Regularization in the Axiomatic Approach to Learning from Human Preferences
Abstract
Reinforcement learning from human feedback is the leading approach to aligning powerful AI systems so that they can be safe and helpful for humanity. While RLHF is typically modelled as a problem of learning a single preference ranking from noisy feedback, true human preferences are complex and often conflicting, representing substantive disagreements stemming from the diversity of individual human values. With this motivation, a recent line of research has studied RLHF from the perspective of social choice theory, which provides a set of well-established desirable properties for aggregating diverse preferences.
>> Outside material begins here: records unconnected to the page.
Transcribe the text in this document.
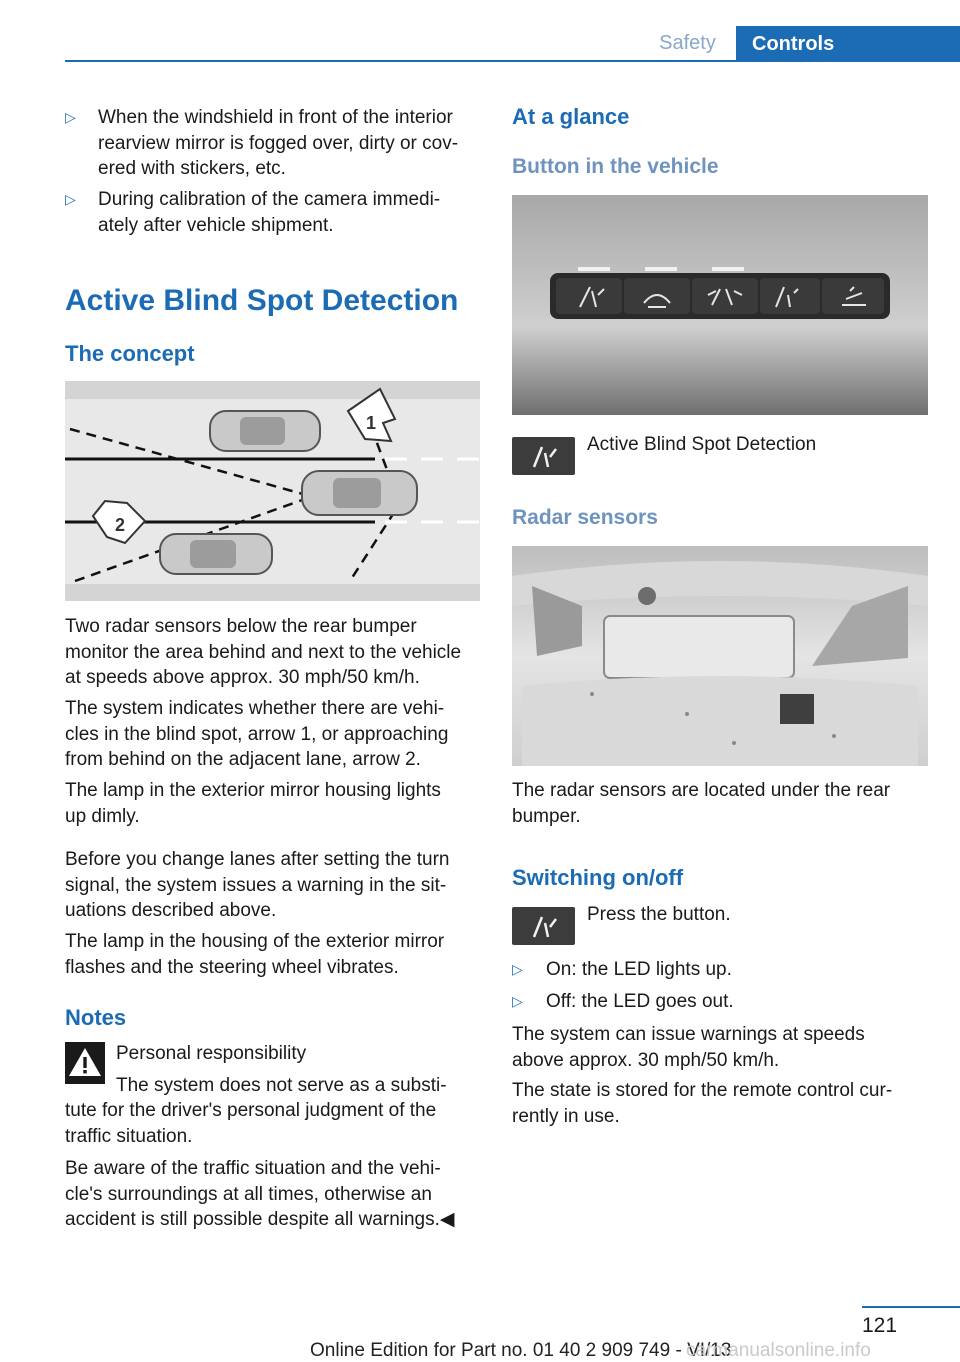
Safety	Controls
▷ When the windshield in front of the interior
rearview mirror is fogged over, dirty or cov‐
ered with stickers, etc.
▷ During calibration of the camera immedi‐
ately after vehicle shipment.
Active Blind Spot Detection
The concept
1
2
Two radar sensors below the rear bumper
monitor the area behind and next to the vehicle
at speeds above approx. 30 mph/50 km/h.
The system indicates whether there are vehi‐
cles in the blind spot, arrow 1, or approaching
from behind on the adjacent lane, arrow 2.
The lamp in the exterior mirror housing lights
up dimly.
Before you change lanes after setting the turn
signal, the system issues a warning in the sit‐
uations described above.
The lamp in the housing of the exterior mirror
flashes and the steering wheel vibrates.
Notes
Personal responsibility
The system does not serve as a substi‐
tute for the driver's personal judgment of the
traffic situation.
Be aware of the traffic situation and the vehi‐
cle's surroundings at all times, otherwise an
accident is still possible despite all warnings.◀
At a glance
Button in the vehicle
Active Blind Spot Detection
Radar sensors
The radar sensors are located under the rear
bumper.
Switching on/off
Press the button.
▷ On: the LED lights up.
▷ Off: the LED goes out.
The system can issue warnings at speeds
above approx. 30 mph/50 km/h.
The state is stored for the remote control cur‐
rently in use.
121
Online Edition for Part no. 01 40 2 909 749 - VI/13
carmanualsonline.info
Seen through this lens, the standard learning objective in RLHF is equivalent to aggregating diverse human preferences via the Borda count rule. At the same time, several new RLHF algorithms have been proposed, which turn out to be equivalent to the von Neumann winner social choice rule. However, the connection between social choice theory and RLHF has thus far ignored the critical role of regularization to prevent divergence from a reference policy, which is utilized in essentially all practical RLHF algorithms. In this paper, we study how regularization affects the social choice axioms satisfied by different RLHF algorithms, and prove that regularization improves the axiomatic properties of the von Neumann winner rule. In contrast, the Borda count rule still fails to satisfy key social choice axioms even when regularized. These results provide a principled argument grounded in social choice theory for utilizing practical RLHF algorithms that correspond to the von Neumann winner, rather than the standard RLHF objective.